We love books, right? Otherwise you probably wouldn’t be reading this blog. And something I see often – especially among women readers – is that habit of saying they particularly enjoy this genre, or this series, or this author, or this book, but they stumble over the words and add on the end, like an apology, “You know, it’s my guilty pleasure.”

This isn’t just women, by the way. All readers do it. But there do seem to be common genres where people feel the need to justify their reader. Or if someone reads primarily one genre, or are involved in that genre (such as Horror), they seem to feel they can’t also enjoy other types of work without clarifying “Oh that’s not what I normally read.”

What one person sees as a ‘guilty pleasure’ another won’t. There are diehard True Crime fans out there who would roll their eyes at True Crime being noted as a guilty pleasure. A friend told me her guilty pleasure reading is cozy mysteries, while on Twitter, Erik told me his was Edgar Rice Burroughs. Another friend said sexy thrillers, someone else ‘Historical Fiction’.

And of course, inevitably, ‘Romance’ as a genre usually comes up when we discuss Guilty Pleasures. Not so long ago, before it saw a huge boost and became as big as it is now, YA Fiction would have been thrown in as Guilty Pleasures. There was a time when YA was seen as simply written with easy to read trope-filled plots.
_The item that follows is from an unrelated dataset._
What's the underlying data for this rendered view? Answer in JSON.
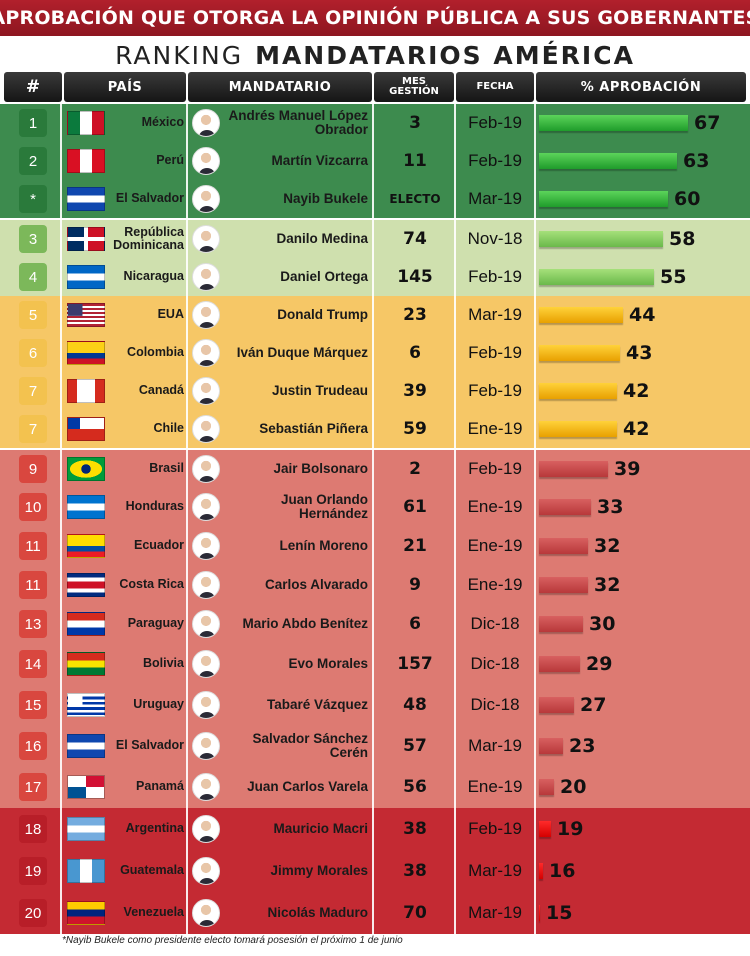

But these genres have stood the test of time and have dedicated fanbases of their own, so why is it when it’s not our primary genre, we feel the need to defend our desire to read it?
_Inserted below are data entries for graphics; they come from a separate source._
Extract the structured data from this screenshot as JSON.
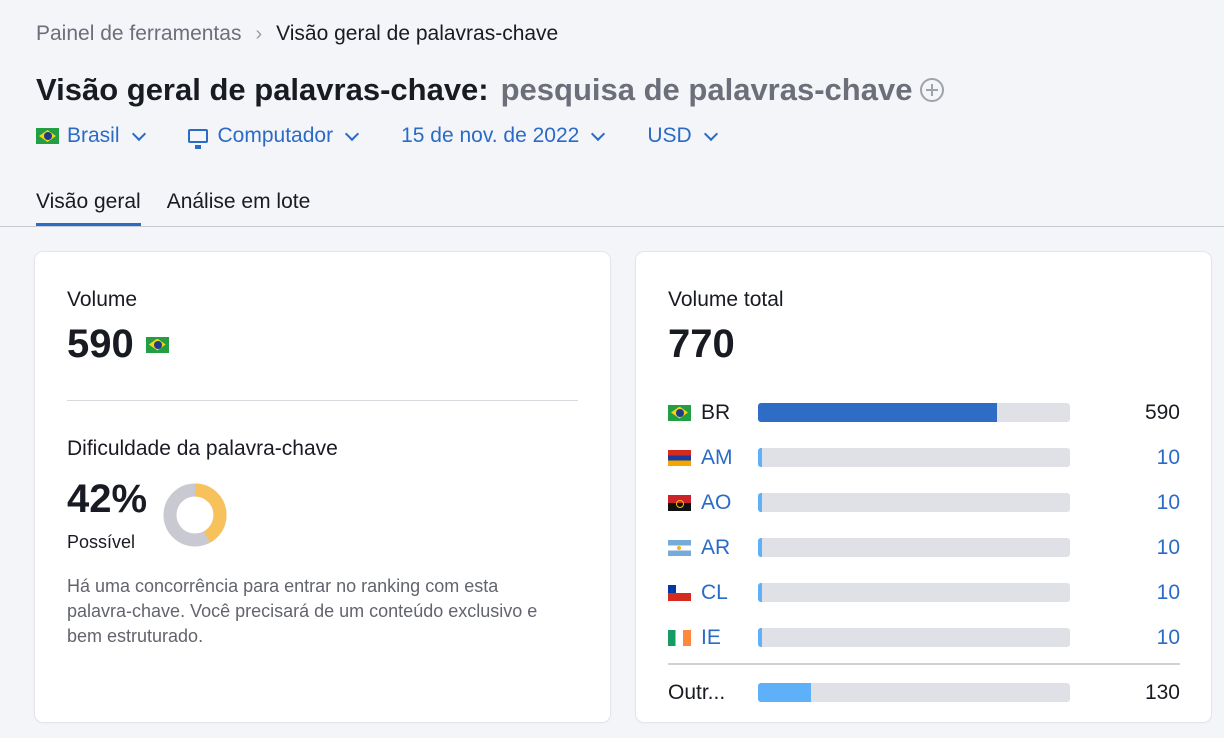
{
  "breadcrumb": {
    "parent": "Painel de ferramentas",
    "current": "Visão geral de palavras-chave"
  },
  "header": {
    "title": "Visão geral de palavras-chave:",
    "keyword": "pesquisa de palavras-chave",
    "add_icon": "plus-circle-icon"
  },
  "filters": {
    "country": "Brasil",
    "device": "Computador",
    "date": "15 de nov. de 2022",
    "currency": "USD"
  },
  "tabs": [
    {
      "label": "Visão geral",
      "active": true
    },
    {
      "label": "Análise em lote",
      "active": false
    }
  ],
  "volume": {
    "label": "Volume",
    "value": "590"
  },
  "difficulty": {
    "label": "Dificuldade da palavra-chave",
    "value": "42%",
    "percent": 42,
    "level": "Possível",
    "description": "Há uma concorrência para entrar no ranking com esta palavra-chave. Você precisará de um conteúdo exclusivo e bem estruturado.",
    "colors": {
      "filled": "#f7c15b",
      "empty": "#c9cad1"
    }
  },
  "total_volume": {
    "label": "Volume total",
    "value": "770",
    "total": 770,
    "countries": [
      {
        "code": "BR",
        "flag": "br",
        "value": "590",
        "num": 590,
        "color": "#2e6cc5",
        "link": false
      },
      {
        "code": "AM",
        "flag": "am",
        "value": "10",
        "num": 10,
        "color": "#5eb0f8",
        "link": true
      },
      {
        "code": "AO",
        "flag": "ao",
        "value": "10",
        "num": 10,
        "color": "#5eb0f8",
        "link": true
      },
      {
        "code": "AR",
        "flag": "ar",
        "value": "10",
        "num": 10,
        "color": "#5eb0f8",
        "link": true
      },
      {
        "code": "CL",
        "flag": "cl",
        "value": "10",
        "num": 10,
        "color": "#5eb0f8",
        "link": true
      },
      {
        "code": "IE",
        "flag": "ie",
        "value": "10",
        "num": 10,
        "color": "#5eb0f8",
        "link": true
      }
    ],
    "others": {
      "label": "Outr...",
      "value": "130",
      "num": 130,
      "color": "#5eb0f8"
    }
  }
}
The thing is, so many of the genres typically thought of as ‘guilty pleasures’ – Romance, and various subgenres (including paranormal), YA, Erotica, ‘Chick Lit’ and even ‘Women’s Fiction’ and so on – tend to be largely dominated by women, and read largely by women. Until men realised how popular they were and turned their hands towards trying to make money from those particular trains.
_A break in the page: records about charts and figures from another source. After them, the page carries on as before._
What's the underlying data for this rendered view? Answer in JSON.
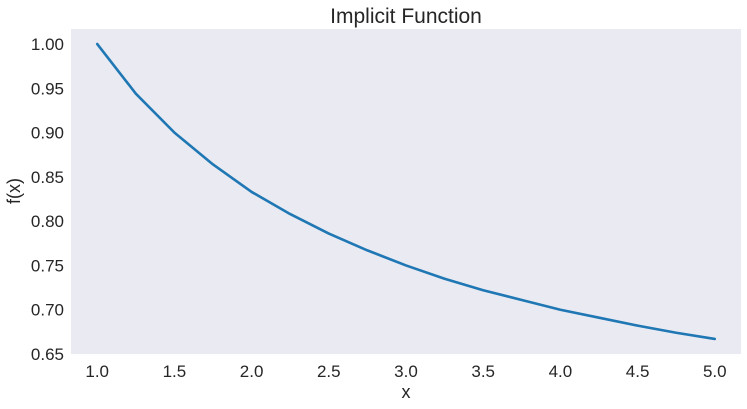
{
  "chart_data": {
    "type": "line",
    "title": "Implicit Function",
    "xlabel": "x",
    "ylabel": "f(x)",
    "xlim": [
      0.83,
      5.17
    ],
    "ylim": [
      0.65,
      1.017
    ],
    "grid": false,
    "legend": "none",
    "colors": {
      "plot_background": "#eaeaf2",
      "line": "#1f77b4",
      "text": "#262626"
    },
    "x_ticks": [
      1.0,
      1.5,
      2.0,
      2.5,
      3.0,
      3.5,
      4.0,
      4.5,
      5.0
    ],
    "x_tick_labels": [
      "1.0",
      "1.5",
      "2.0",
      "2.5",
      "3.0",
      "3.5",
      "4.0",
      "4.5",
      "5.0"
    ],
    "y_ticks": [
      0.65,
      0.7,
      0.75,
      0.8,
      0.85,
      0.9,
      0.95,
      1.0
    ],
    "y_tick_labels": [
      "0.65",
      "0.70",
      "0.75",
      "0.80",
      "0.85",
      "0.90",
      "0.95",
      "1.00"
    ],
    "series": [
      {
        "x": [
          1.0,
          1.25,
          1.5,
          1.75,
          2.0,
          2.25,
          2.5,
          2.75,
          3.0,
          3.25,
          3.5,
          3.75,
          4.0,
          4.25,
          4.5,
          4.75,
          5.0
        ],
        "y": [
          1.0,
          0.944,
          0.9,
          0.864,
          0.833,
          0.808,
          0.786,
          0.767,
          0.75,
          0.735,
          0.722,
          0.711,
          0.7,
          0.691,
          0.682,
          0.674,
          0.667
        ]
      }
    ]
  }
}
I’m not innocent of doing it myself, especially in my early twenties. When The Hunger Games gained popularity, I wasn’t the only one at university who hesitated over reading it. We were, after all, adults now, so what would a book for teens possibly have that could appeal to us? Then a friend suggested that no, I absolutely do need to read it. Flashforward to stopping at Manchester during my five hour journey home, having just finished the first book and grabbing the second and third in WHSmiths. I finished the second before the train pulled into Cardiff.

Thing is, when you shy away from a particular genre because you see it as ‘beneath you’, when you try and make out that your own preferred genre is better than others, you’re just being judgemental. Writing any book is hard. Writing a good Romance that readers will honestly enjoy is difficult. Writing a good Horror that has readers clutching pages and their heart racing is difficult. There’s nothing superior about reading or writing ‘Literary’ fiction over other forms.

So, two things to keep in mind. One – do not judge others for what they read. We all love books, whether they’re Thriller, Mystery, Horror, Romance, Fantasy, and so on. Whether someone reads Graphic Novels or heavy epic Fantasy tomes, it’s all valid forms of reading.

And don’t judge your own reading, either! If you enjoy a particular book or genre, if it brings you comfort and joy when you need it the most, embrace it! There should be nothing guilty about pleasure, and whatever you read, if it makes you happy, it does its job.